Kasemets Kaja, Kahru Anne, Laht Tiiu-Mai, Paalme Toomas
National Institute of Chemical Physics and Biophysics, Laboratory of Molecular Genetics, Akadeemia tee 23, 12618 Tallinn, Estonia.
Int J Food Microbiol. 2006 Oct 1;111(3):206-15. doi: 10.1016/j.ijfoodmicro.2006.06.002. Epub 2006 Aug 30.
The effect of aliphatic monocarboxylic acids (formic, acetic, propionic, valeric, octanoic and decanoic acids) on the growth and metabolic activity of Saccharomyces cerevisiae S288C was studied, using continuous cultivation method - CO(2)-auxo-accelerostat with smooth increase in the concentration of added monocarboxylic acids. Slow increase in the concentration of these acids resulted in the rapid decrease in the growth yield (Y(ATP)) and specific growth rate (micro), however, the specific ATP production rate (Q(ATP)) increased or stayed almost constant. On the other hand, Q(ATP) decreased if the concentration of formic, acetic or decanoic acids was increased rapidly. The toxic effect of aliphatic monocarboxylic acids on the growth of S. cerevisiae was characterized and quantified from the respective dose-effect curves as the IC(50) value (mM) using two different endpoints: a decrease of 50% in the specific growth rate (IC(50 micro)) and a decrease of 50% in the growth yield based on ATP production (IC(50YATP)). The concentrations of formic, acetic, propionic, valeric, octanoic and decanoic acids causing the 50% reduction in the specific growth rate (IC(50 micro)) were, respectively, 18.1, 47.1, 33.6, 2.3, 0.16 and 0.07 mM. The IC(50 micro) values were notably lower (up to 5-fold) in case of a more rapid increase in the concentration of acid in the medium. The results of the CO(2)-auxo-accelerostat experiments show that the toxic effect depends not only on the nature of the monocarboxylic acid (lipophilicity) but also on the rate at which its concentration changes in the growth environment.
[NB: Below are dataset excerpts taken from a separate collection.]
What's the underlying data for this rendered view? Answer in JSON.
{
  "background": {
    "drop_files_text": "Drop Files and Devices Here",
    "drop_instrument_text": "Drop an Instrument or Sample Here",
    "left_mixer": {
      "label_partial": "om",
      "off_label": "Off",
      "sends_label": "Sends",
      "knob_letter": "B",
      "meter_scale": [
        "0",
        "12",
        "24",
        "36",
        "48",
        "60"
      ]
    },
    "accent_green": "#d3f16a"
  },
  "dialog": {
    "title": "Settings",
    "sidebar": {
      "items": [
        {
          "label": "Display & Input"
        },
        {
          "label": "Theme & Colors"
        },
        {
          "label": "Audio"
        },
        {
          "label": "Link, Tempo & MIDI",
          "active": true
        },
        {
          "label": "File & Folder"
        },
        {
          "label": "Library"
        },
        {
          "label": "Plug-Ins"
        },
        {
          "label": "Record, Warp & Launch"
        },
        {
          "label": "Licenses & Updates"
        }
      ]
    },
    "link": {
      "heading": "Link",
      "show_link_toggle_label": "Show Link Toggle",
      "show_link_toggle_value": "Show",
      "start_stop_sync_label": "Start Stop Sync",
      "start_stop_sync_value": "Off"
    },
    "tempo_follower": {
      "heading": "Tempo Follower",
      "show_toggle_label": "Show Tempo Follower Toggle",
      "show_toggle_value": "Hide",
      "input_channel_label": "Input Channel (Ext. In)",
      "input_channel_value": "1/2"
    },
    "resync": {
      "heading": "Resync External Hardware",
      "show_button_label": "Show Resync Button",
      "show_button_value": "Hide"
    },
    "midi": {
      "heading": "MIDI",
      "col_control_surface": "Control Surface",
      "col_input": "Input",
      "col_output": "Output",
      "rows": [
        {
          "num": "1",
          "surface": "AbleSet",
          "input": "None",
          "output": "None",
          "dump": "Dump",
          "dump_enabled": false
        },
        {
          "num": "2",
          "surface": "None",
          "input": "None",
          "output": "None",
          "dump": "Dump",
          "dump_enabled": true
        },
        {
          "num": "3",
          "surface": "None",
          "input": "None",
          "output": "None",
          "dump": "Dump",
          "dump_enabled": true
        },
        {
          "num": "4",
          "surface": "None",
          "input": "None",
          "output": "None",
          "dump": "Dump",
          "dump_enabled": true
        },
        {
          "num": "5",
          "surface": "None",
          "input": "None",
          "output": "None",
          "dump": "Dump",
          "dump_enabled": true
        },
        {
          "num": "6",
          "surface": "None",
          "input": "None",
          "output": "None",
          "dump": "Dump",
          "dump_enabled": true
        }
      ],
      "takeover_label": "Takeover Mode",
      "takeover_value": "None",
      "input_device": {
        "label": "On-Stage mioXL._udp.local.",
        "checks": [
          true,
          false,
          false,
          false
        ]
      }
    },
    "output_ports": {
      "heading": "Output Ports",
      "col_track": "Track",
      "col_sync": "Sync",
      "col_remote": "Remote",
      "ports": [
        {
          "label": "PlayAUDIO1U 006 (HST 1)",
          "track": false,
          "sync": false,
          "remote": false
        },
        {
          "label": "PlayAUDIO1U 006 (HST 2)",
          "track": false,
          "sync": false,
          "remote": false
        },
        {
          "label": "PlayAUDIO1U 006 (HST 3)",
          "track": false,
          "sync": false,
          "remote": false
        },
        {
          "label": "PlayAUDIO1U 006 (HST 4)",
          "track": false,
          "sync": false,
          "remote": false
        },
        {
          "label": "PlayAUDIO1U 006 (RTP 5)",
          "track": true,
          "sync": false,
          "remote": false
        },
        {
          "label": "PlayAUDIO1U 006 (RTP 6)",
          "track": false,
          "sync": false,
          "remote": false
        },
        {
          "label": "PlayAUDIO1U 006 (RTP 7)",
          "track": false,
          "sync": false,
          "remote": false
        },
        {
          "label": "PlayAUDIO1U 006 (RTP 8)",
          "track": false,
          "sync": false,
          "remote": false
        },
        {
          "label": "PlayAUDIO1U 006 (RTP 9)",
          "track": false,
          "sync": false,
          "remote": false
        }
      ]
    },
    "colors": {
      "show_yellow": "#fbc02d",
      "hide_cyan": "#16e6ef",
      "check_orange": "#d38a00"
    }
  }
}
采用连续培养法——CO₂-营养缺陷型-加速恒化器,在添加的一元羧酸浓度平稳增加的条件下,研究了脂肪族一元羧酸(甲酸、乙酸、丙酸、戊酸、辛酸和癸酸)对酿酒酵母S288C生长和代谢活性的影响。这些酸浓度的缓慢增加导致生长得率(Y(ATP))和比生长速率(μ)迅速下降,然而,比ATP产生速率(Q(ATP))增加或几乎保持不变。另一方面,如果甲酸、乙酸或癸酸的浓度迅速增加,Q(ATP)则会下降。利用两种不同的终点指标:比生长速率下降50%(IC(50μ))和基于ATP产生的生长得率下降50%(IC(50YATP)),从各自的剂量效应曲线中表征并量化了脂肪族一元羧酸对酿酒酵母生长的毒性作用,以IC(50)值(mM)表示。导致比生长速率下降50%(IC(50μ))的甲酸、乙酸、丙酸、戊酸、辛酸和癸酸的浓度分别为18.1、47.1、33.6、2.3、0.16和0.07 mM。在培养基中酸浓度增加更快的情况下,IC(50μ)值显著更低(高达5倍)。CO₂-营养缺陷型-加速恒化器实验结果表明,毒性作用不仅取决于一元羧酸的性质(亲脂性),还取决于其在生长环境中浓度变化的速率。